Entender essa métrica é bem simples, basta verificar o número total de novos negócios adicionados no funil ao longo do tempo. É possível também dividir essa análise por canais de aquisição (Inbound Marketing, indicação, prospecção ativa, parcerias, etc) para que ela fique um pouco mais profunda.

É importante se atentar a esse fluxo, pois caso ele não esteja fluindo de uma maneira satisfatória, corre-se o risco dos leads se esgotarem quando você menos esperar.

A partir desse entendimento, será possível entender se será preciso acelerar a geração do número de novos negócios por canal de aquisição.

Obviamente que cada canal tem sua particularidade, sendo que alguns rendem mais negócios e outros menos. Portanto, baseado em dados de mercado, analise a capacidade de cada um juntamente com a sua sustentabilidade. Ou seja, entenda se é possível extrair mais leads de cada canal e se será possível manter uma boa performance a longo prazo.

2 – Encontre maneiras de aumentar o ticket médio

O ticket médio nada mais é do que o valor médio dos negócios que compõem o funil de vendas e determina qual é a capacidade de geração de receita futura.

É possível entender esse dado atribuindo um valor para cada Lead que está no funil, baseado na expectativa de fechamento daquele negócio. A importância de se atentar a isso é entender se o funil possui capacidade para atingir o resultado que é desejado.
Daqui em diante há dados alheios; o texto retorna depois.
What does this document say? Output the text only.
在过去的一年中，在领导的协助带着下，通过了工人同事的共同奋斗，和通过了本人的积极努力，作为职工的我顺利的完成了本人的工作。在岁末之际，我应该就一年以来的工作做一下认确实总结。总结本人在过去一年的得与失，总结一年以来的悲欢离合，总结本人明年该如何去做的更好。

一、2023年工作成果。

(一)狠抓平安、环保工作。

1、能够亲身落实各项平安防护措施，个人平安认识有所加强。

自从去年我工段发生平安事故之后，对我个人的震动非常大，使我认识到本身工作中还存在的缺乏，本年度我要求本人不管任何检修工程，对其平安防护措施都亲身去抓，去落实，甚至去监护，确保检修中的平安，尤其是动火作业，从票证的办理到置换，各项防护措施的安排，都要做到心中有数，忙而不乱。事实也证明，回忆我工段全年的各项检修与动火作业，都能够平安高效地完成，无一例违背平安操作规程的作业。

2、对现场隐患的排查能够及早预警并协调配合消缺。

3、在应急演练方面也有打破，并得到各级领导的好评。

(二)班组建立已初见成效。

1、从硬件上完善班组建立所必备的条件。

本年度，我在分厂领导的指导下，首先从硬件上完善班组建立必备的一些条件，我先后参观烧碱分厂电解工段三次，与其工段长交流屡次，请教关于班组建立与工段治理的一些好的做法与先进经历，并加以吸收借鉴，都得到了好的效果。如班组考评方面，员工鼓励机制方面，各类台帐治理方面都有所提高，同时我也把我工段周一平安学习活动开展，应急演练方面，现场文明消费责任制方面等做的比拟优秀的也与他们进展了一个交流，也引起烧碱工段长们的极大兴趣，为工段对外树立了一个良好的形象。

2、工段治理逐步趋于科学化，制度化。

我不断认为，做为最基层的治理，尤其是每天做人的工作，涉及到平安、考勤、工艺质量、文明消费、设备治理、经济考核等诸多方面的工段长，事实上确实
Existem maneiras de aumentar o ticket médio do negócio, uma delas é agregar produtos ou serviços complementares na venda. A outra maneira é reduzindo o seu valor original, oferecendo descontos e promoções, com o objetivo de aumentar a taxa de conversão.

Porém, tome cuidado ao adotar promoções, elas precisam ter um objetivo claro e um data de término, dando um prazo para que o negócio seja fechado!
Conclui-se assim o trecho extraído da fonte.